Devant l’église, on tirait de l’arc. Il y avait des jeux de
boules, en face des Chantiers. Au coin de la route de
Joiselle, à côté de la Régie, dans un enclos de planches,
on se ruait à un combat de coqs, deux grands coqs rouges,
armés d’éperons de fer, dont la gorge ouverte saignait.
Plus loin, chez Maigrat, on gagnait des tabliers et des
culottes, au billard. Et il se faisait de longs silences, la
cohue buvait, s’empiffrait sans un cri, une muette
indigestion de bière et de pommes de terre frites

s’élargissait, dans la grosse chaleur, que les poêles de
friture, bouillant en plein air, augmentaient encore.
Chaval acheta un miroir de dix-neuf sous et un fichu de
trois francs à Catherine.
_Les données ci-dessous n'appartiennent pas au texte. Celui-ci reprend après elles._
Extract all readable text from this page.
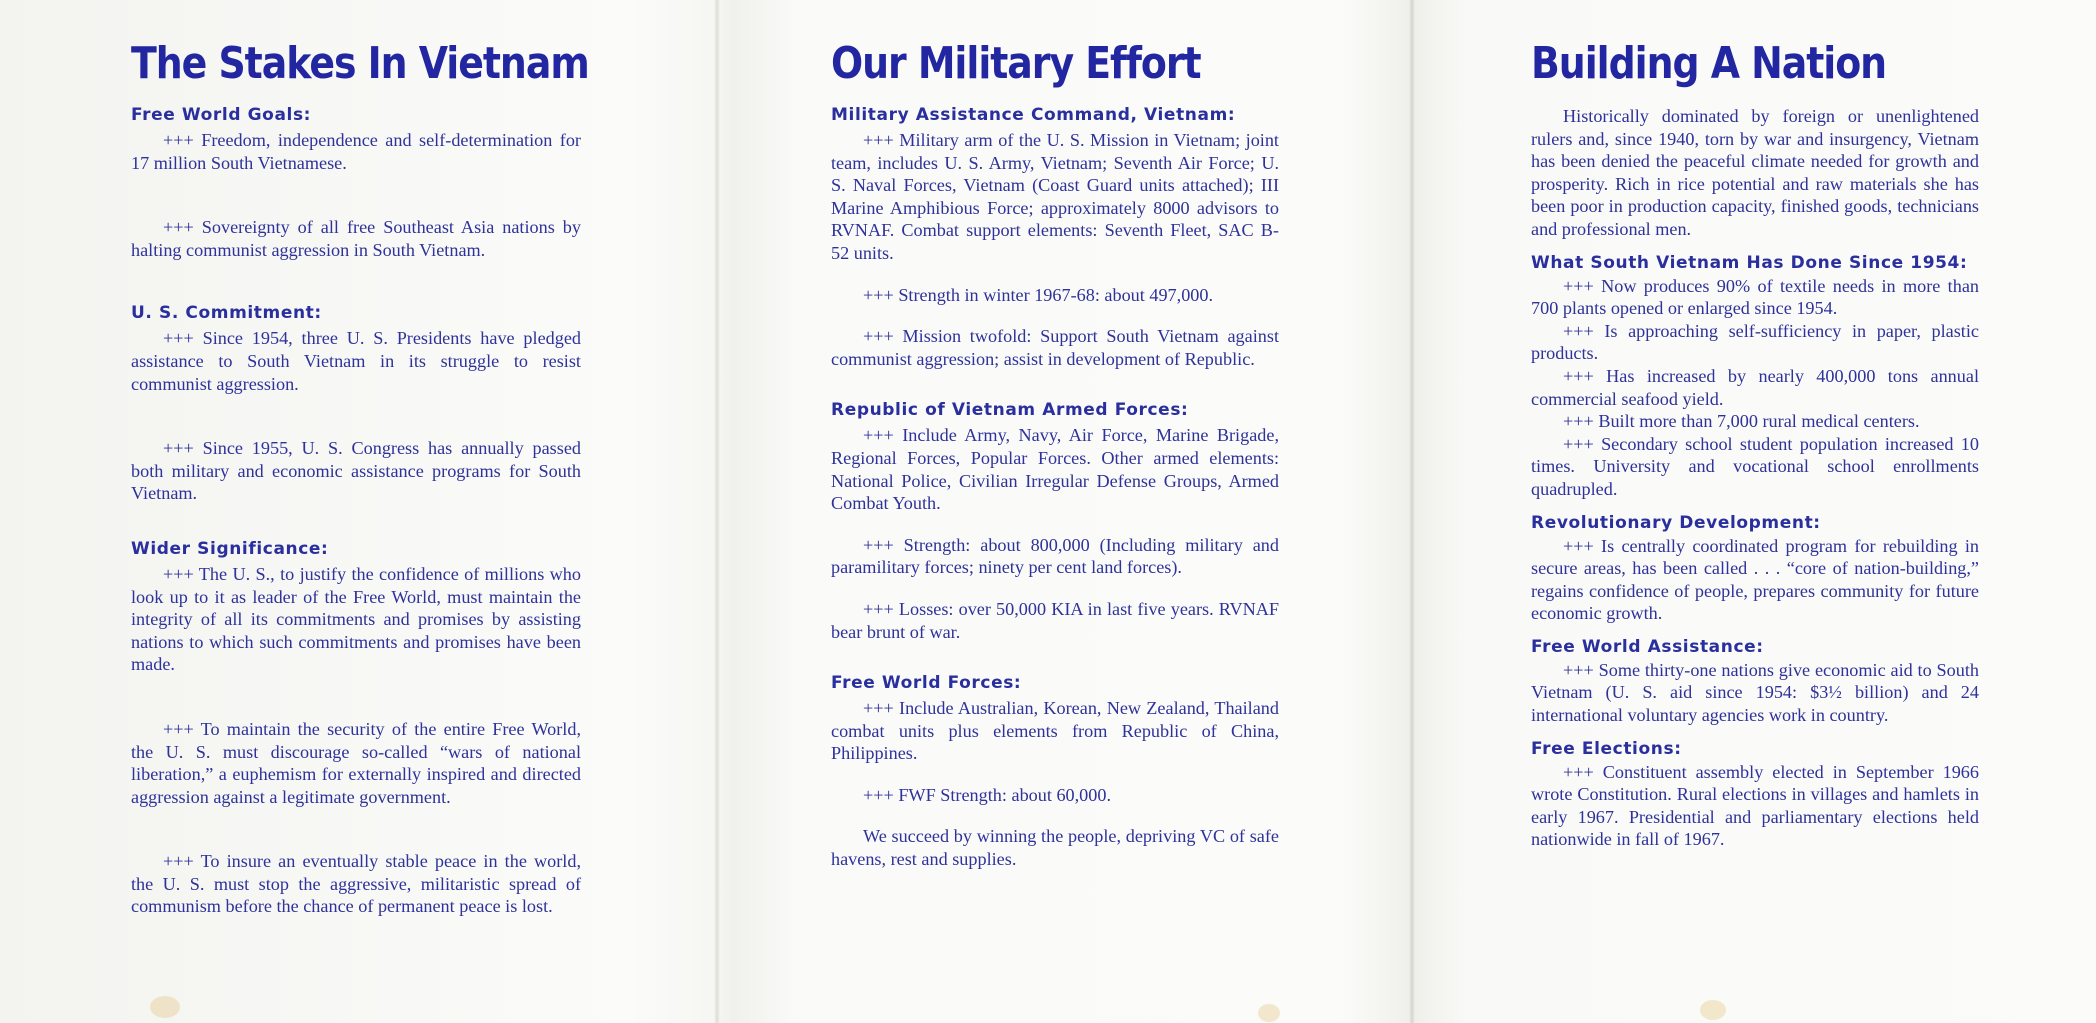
The Stakes In Vietnam
Free World Goals:

+++ Freedom, independence and self-determination for 17 million South Vietnamese.

+++ Sovereignty of all free Southeast Asia nations by halting communist aggression in South Vietnam.

U. S. Commitment:

+++ Since 1954, three U. S. Presidents have pledged assistance to South Vietnam in its struggle to resist communist aggression.

+++ Since 1955, U. S. Congress has annually passed both military and economic assistance programs for South Vietnam.

Wider Significance:

+++ The U. S., to justify the confidence of millions who look up to it as leader of the Free World, must maintain the integrity of all its commitments and promises by assisting nations to which such commitments and promises have been made.

+++ To maintain the security of the entire Free World, the U. S. must discourage so-called “wars of national liberation,” a euphemism for externally inspired and directed aggression against a legitimate government.

+++ To insure an eventually stable peace in the world, the U. S. must stop the aggressive, militaristic spread of communism before the chance of permanent peace is lost.

Our Military Effort
Military Assistance Command, Vietnam:

+++ Military arm of the U. S. Mission in Vietnam; joint team, includes U. S. Army, Vietnam; Seventh Air Force; U. S. Naval Forces, Vietnam (Coast Guard units attached); III Marine Amphibious Force; approximately 8000 advisors to RVNAF. Combat support elements: Seventh Fleet, SAC B-52 units.

+++ Strength in winter 1967-68: about 497,000.

+++ Mission twofold: Support South Vietnam against communist aggression; assist in development of Republic.

Republic of Vietnam Armed Forces:

+++ Include Army, Navy, Air Force, Marine Brigade, Regional Forces, Popular Forces. Other armed elements: National Police, Civilian Irregular Defense Groups, Armed Combat Youth.

+++ Strength: about 800,000 (Including military and paramilitary forces; ninety per cent land forces).

+++ Losses: over 50,000 KIA in last five years. RVNAF bear brunt of war.

Free World Forces:

+++ Include Australian, Korean, New Zealand, Thailand combat units plus elements from Republic of China, Philippines.

+++ FWF Strength: about 60,000.

We succeed by winning the people, depriving VC of safe havens, rest and supplies.

Building A Nation

Historically dominated by foreign or unenlightened rulers and, since 1940, torn by war and insurgency, Vietnam has been denied the peaceful climate needed for growth and prosperity. Rich in rice potential and raw materials she has been poor in production capacity, finished goods, technicians and professional men.

What South Vietnam Has Done Since 1954:

+++ Now produces 90% of textile needs in more than 700 plants opened or enlarged since 1954.

+++ Is approaching self-sufficiency in paper, plastic products.

+++ Has increased by nearly 400,000 tons annual commercial seafood yield.

+++ Built more than 7,000 rural medical centers.

+++ Secondary school student population increased 10 times. University and vocational school enrollments quadrupled.

Revolutionary Development:

+++ Is centrally coordinated program for rebuilding in secure areas, has been called . . . “core of nation-building,” regains confidence of people, prepares community for future economic growth.

Free World Assistance:

+++ Some thirty-one nations give economic aid to South Vietnam (U. S. aid since 1954: $3½ billion) and 24 international voluntary agencies work in country.

Free Elections:

+++ Constituent assembly elected in September 1966 wrote Constitution. Rural elections in villages and hamlets in early 1967. Presidential and parliamentary elections held nationwide in fall of 1967.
A chaque tour, ils rencontraient
Mouque et Bonnemort, qui étaient venus à la fête, et qui,
réfléchis, la traversaient côte à côte, de leurs jambes
lourdes. Mais une autre rencontre les indigna, ils
aperçurent Jeanlin en train d’exciter Bébert et Lydie à voler
les bouteilles de genièvre d’un débit de hasard, installé au
bord d’un terrain vague. Catherine ne put que gifler son
frère, la petite galopait déjà avec une bouteille. Ces
satanés enfants finiraient au bagne.